Entra ID MFA Authentication

SQL Prompt now uses a dedicated Microsoft Entra ID application to authenticate users to Azure SQL Database instances.

The permissions requested are limited to those required to access the database as your user, and your data remains within your infrastructure at all times. Redgate do not have any access to your databases, and SQL Prompt does not have access to any other services beyond Azure SQL Database.

Depending on your organization's Microsoft Entra ID policies, you may require approval from your Microsoft Entra ID administrator to grant SQL Prompt access when you first connect to an Azure SQL Database. They can review and approve this request by visiting Enterprise Applications, then Admin Consent Requests, in the Microsoft Azure portal.

The pop-up window asking to grant consent should only appear when connecting to Azure using Entra ID with MFA. If it's an on-prem SQL Server, it shouldn't appear. 

If you are connecting to an Azure instance and you're unable to grant consent, the window will continue to appear. There's no explicit way to disable it but you can click back to SSMS so that the main SSMS window is the active window with the auth window in the background. 

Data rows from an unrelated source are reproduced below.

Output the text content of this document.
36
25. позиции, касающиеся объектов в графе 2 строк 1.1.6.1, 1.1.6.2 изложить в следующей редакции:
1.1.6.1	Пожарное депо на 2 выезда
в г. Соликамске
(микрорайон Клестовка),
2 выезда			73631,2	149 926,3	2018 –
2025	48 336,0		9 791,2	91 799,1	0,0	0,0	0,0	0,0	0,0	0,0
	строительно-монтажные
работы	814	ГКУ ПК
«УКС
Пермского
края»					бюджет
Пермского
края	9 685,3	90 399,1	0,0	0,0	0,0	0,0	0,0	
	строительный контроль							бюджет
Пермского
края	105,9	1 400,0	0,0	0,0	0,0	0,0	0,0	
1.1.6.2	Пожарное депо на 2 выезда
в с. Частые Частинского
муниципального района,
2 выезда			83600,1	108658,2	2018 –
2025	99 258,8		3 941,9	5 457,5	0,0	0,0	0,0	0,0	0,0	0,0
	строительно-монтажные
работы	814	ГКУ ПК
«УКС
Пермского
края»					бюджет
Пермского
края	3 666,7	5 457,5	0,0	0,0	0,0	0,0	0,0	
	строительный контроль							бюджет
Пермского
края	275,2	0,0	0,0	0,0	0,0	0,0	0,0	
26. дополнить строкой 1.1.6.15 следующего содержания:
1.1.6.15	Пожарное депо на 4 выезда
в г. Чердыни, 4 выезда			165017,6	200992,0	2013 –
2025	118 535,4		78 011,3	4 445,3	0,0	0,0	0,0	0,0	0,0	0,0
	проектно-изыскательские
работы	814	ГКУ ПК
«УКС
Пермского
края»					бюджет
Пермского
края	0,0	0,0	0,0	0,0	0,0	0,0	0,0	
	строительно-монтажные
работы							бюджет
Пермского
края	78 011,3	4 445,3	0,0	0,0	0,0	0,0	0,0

SQL Prompt requires the consent so that it has access to the DBs metadata, objects and object names, so that it can provide code suggestions. Without the consent, SQL Prompt would not be able to offer code suggestions or display object definition. 

The change to a multi-tenant Entra ID app registration was due to a change made by Microsoft. Previously, SQL Prompt was using a public app of Microsoft for Authentication. This app provided the required data sharing permission to SQL Prompt. The client ID and redirect URI associated with this app were used to fetch the token used for Authentication. Microsoft have now deprecated the redirect URI associated with the app.